Menurut Febri juga, Pertamina seharusnya punya SOP pengawasan berkala tiap bulan ataupun emam bulan sekali. Namun, pengawasan internal tidak juga maksimal dijalankan.
"Fungsi pengawasan internal yang dilakukan oleh Pertamina ini tidak ada. Seharusnya mereka tahu bahwa pipa ini layak diganti berapa tahun sekali? Sehingga tidak ada kejadian kejadian yang seperti ini," sebutnya.
Direktur Walhi Sumsel, Yuliusman juga mengatakan jika temuan Walhi Sumsel, adalah bagian daripada refleksi pemerintah terhadap kejahatan lingkungan serta minimnya mitigasi yang diupayakan oleh Pertamina.
"Dari beberapa temuan kami di lapangan, meminta Pertamina untuk bertanggung jawab," tegasnya.
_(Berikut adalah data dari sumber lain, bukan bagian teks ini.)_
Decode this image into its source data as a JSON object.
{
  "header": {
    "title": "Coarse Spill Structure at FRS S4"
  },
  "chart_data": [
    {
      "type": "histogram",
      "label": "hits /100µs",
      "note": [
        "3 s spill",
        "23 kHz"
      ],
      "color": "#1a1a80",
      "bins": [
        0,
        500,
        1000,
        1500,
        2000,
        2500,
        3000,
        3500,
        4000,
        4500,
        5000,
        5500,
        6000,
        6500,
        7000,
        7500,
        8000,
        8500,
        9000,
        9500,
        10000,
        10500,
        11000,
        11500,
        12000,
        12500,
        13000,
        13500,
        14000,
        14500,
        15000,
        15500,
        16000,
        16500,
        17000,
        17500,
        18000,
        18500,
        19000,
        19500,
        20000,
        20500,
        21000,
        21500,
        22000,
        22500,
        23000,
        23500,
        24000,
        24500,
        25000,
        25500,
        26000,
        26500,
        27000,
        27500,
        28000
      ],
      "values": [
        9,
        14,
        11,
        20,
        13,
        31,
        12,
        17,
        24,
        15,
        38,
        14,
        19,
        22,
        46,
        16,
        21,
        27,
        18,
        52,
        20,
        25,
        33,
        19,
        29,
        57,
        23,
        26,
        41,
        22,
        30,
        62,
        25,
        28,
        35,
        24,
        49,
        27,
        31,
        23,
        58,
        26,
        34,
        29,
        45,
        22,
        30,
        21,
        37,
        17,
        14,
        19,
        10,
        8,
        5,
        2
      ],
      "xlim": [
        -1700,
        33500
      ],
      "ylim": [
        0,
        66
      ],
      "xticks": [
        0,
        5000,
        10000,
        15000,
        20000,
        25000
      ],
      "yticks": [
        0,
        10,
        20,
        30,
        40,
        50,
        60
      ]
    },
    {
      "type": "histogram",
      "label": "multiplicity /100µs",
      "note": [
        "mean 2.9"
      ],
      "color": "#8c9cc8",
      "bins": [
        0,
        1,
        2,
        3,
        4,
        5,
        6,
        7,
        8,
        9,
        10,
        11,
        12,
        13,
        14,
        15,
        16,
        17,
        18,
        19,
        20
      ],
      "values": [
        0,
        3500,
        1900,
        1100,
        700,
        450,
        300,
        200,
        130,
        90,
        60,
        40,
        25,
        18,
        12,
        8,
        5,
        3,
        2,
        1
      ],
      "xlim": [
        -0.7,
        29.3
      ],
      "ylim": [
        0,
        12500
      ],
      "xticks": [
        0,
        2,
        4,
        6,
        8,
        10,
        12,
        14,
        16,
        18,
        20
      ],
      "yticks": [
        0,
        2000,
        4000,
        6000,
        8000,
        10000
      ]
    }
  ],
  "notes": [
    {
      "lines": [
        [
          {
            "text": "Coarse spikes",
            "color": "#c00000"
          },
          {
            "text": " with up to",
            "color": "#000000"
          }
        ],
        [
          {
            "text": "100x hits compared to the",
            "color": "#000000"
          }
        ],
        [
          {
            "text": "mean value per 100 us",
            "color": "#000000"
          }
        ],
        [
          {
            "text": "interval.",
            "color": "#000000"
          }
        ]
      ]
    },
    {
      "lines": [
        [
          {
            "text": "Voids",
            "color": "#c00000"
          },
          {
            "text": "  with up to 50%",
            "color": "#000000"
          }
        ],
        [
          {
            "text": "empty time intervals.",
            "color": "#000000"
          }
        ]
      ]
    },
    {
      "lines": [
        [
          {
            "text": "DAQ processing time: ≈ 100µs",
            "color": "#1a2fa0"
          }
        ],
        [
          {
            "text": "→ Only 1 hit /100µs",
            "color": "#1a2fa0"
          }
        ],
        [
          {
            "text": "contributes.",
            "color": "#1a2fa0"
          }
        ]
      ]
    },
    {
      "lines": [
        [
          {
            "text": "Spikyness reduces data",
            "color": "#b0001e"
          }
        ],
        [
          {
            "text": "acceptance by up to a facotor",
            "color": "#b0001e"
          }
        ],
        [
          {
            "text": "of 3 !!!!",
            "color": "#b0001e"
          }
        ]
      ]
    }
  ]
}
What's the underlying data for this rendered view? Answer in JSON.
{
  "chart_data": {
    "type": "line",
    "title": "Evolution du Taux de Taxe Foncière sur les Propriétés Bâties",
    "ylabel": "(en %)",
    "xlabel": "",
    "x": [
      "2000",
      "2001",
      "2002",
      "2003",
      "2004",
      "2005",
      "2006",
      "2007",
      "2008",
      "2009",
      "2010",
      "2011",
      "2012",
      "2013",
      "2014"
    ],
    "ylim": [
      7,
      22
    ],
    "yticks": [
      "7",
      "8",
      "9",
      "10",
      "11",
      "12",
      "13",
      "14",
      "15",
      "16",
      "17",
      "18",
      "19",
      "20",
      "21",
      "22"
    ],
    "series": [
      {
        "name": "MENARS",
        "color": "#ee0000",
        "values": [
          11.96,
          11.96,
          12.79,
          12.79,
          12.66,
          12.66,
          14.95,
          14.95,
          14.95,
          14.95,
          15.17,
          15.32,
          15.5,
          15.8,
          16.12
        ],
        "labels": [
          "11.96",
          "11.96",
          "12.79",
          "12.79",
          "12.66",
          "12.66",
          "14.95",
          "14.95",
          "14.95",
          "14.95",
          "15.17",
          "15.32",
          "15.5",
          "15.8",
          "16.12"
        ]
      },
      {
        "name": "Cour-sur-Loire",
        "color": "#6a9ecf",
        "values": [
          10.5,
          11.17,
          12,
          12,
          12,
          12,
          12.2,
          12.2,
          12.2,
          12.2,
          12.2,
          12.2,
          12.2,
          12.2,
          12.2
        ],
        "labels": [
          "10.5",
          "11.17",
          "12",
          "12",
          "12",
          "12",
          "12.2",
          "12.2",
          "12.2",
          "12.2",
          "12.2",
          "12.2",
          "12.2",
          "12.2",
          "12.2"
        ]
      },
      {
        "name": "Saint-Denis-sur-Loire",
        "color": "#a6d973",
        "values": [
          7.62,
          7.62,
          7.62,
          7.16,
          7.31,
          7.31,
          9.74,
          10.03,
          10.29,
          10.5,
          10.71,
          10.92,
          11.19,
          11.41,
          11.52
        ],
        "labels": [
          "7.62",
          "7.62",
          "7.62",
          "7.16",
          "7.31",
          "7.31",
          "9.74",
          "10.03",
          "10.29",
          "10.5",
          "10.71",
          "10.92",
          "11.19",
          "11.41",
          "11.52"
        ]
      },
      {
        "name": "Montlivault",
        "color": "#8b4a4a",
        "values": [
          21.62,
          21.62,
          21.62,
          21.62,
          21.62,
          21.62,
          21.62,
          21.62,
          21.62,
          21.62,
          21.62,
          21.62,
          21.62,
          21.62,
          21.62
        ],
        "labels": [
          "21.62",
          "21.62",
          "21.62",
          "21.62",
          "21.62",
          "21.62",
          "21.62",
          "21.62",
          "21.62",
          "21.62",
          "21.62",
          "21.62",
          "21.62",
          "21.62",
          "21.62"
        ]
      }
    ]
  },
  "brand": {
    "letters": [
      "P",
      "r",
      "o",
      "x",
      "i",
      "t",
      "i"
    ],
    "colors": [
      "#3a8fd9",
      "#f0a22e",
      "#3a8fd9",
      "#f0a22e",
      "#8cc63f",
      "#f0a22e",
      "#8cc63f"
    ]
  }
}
Ia juga mengatakan bahwa pencemaran akibat boconya pipa Pertamina ini murni kesalahan internal.
"Sangat jelas bahwa kelalaian ini dilakukan oleh Pertamina ini. Beda halnya kalau kalau kebocoran disebabkan oleh orang maling minyak ataupun maling besi (faktor eksternal). Nah ini kan faktor internal," ujarnya.